> We dont wanna start changing the whole network stack just so that
> we can fit in VLANS, do we?
I don't think we need to. There may be some minor changes needed in
the 2.5 timeframe in order to efficiently support a lot of devices.
More on that later.
> based on VLANS; thats why building a table is so useful. Put your
> ACL on the "VLAN table"; someone makes a policy call that gets inserted
> into the VLAN table of the appropriate device (which in itself might be a
> simple pointer to a general filter database eg iptables).
> I dont have a problem with extending things like dst cache to have a
> pointer to some VLAN entry
OK, so we can hack on filters. For extra credit, imagine the same
scenario I described, but now the linux router is running gated to
thake OSPF from the two VLANs... how is that going to work if userland
sees only one network device?
As to the difficulty of working with many interfaces - I did a quick
survey of all the code in net/ that looks things up in the dev_base
list. Here's the executive summary - if anyone wants more details
I can type up more stuff from my notes.
The main user is of course core/dev.c - it provides (currently linear)
seach functions to retrieve a struct net_device by name or index.
(there's also a search by hwaddr, but that is only used if you run
"/sbin/arp -D hostname hw_addr pub" apparently... not a big deal)

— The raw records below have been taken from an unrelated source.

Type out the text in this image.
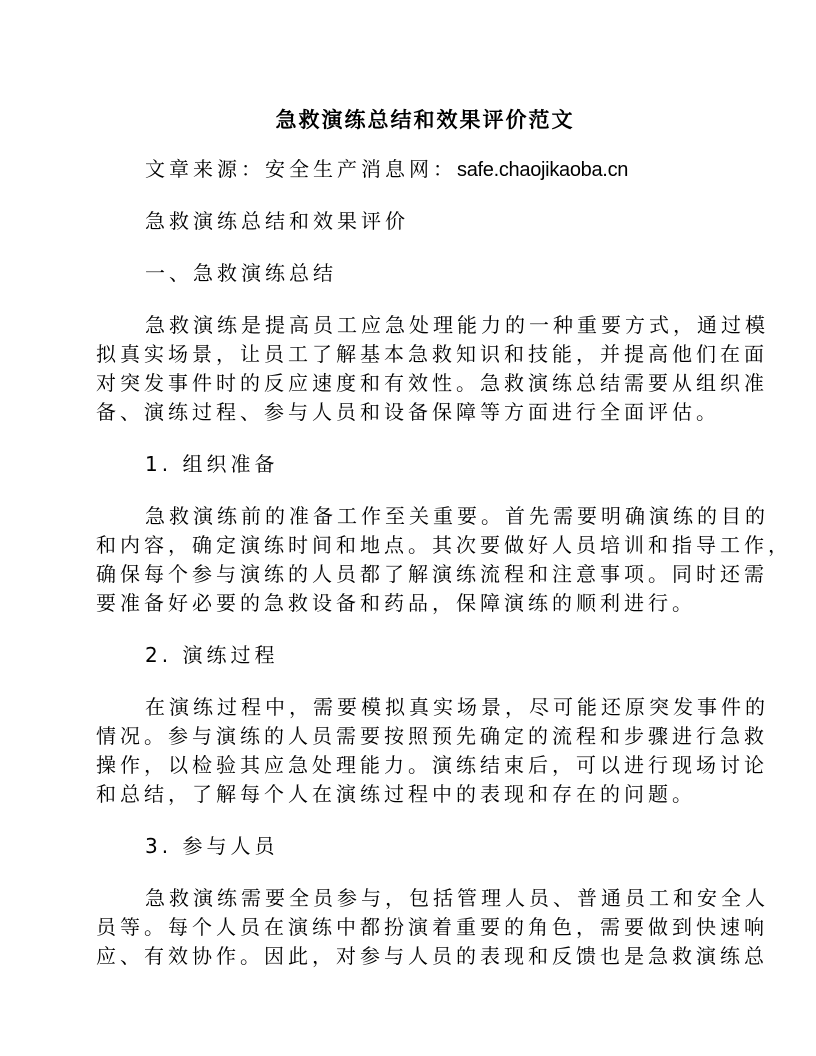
急救演练总结和效果评价范文
文章来源：安全生产消息网：safe.chaojikaoba.cn
急救演练总结和效果评价
一、急救演练总结
急救演练是提高员工应急处理能力的一种重要方式，通过模
拟真实场景，让员工了解基本急救知识和技能，并提高他们在面
对突发事件时的反应速度和有效性。急救演练总结需要从组织准
备、演练过程、参与人员和设备保障等方面进行全面评估。
1. 组织准备
急救演练前的准备工作至关重要。首先需要明确演练的目的
和内容，确定演练时间和地点。其次要做好人员培训和指导工作，
确保每个参与演练的人员都了解演练流程和注意事项。同时还需
要准备好必要的急救设备和药品，保障演练的顺利进行。
2. 演练过程
在演练过程中，需要模拟真实场景，尽可能还原突发事件的
情况。参与演练的人员需要按照预先确定的流程和步骤进行急救
操作，以检验其应急处理能力。演练结束后，可以进行现场讨论
和总结，了解每个人在演练过程中的表现和存在的问题。
3. 参与人员
急救演练需要全员参与，包括管理人员、普通员工和安全人
员等。每个人员在演练中都扮演着重要的角色，需要做到快速响
应、有效协作。因此，对参与人员的表现和反馈也是急救演练总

These searches could be expedited by using a tree or hash, which
would solve the bulk of the problem.
The one tricky part is dev_alloc_name() function... it's current
algorithm is to search for "prefix0" through "prefix99" and if
they're all in use bail out. Not only does this mean that you
won't naturally end up with "ppp100", the search is N^2 (meaning
the time to set up N of them is N^3). The best algorithm compromise
isn't clear - I'd say that for each prefix in use ("ppp", "eth") keep
an ordered linked list of them, that way you can quickly linearly
scan looking for the lowest hole. An added optomization would be
to hold a "next_to_try_after" pointer into the list. (after adding
an interface, set to self. When deleting an interface, set to
our previous one if it's before next_to_try_after) which greatly
reduces the length of the search for many common access patterns.
This sounds complicated, but would actually be pretty easy to implement
using linux/list.h - just keep the next_to_try_after as the first
element and just rotate the list around it as it changes.
The tricker part is where the IP stack searches through the list
ipv6/addrconf.c/ipv6_get_saddr())... I assume these are just used
for corner cases, right? I assume that things on the fast path
(selecting source IPs for outgoing packets is taken care by the
routing code, right?!?)
Other protocols do things based on searching the list of all the
devices (decnet, netrom, rose)... if that is a big problem they
could easily maintain a list of devices that they're operating on.
The other places that look at all the devices are things like
/proc and netlink code where it explictly needs to operate on
Anyway, assuming that those code paths in ipv4 and ipv6 aren't
hotspots, some basic datastructure work in net/core/dev.c would
remove the algorithmic limitations on hosting thousands of devices.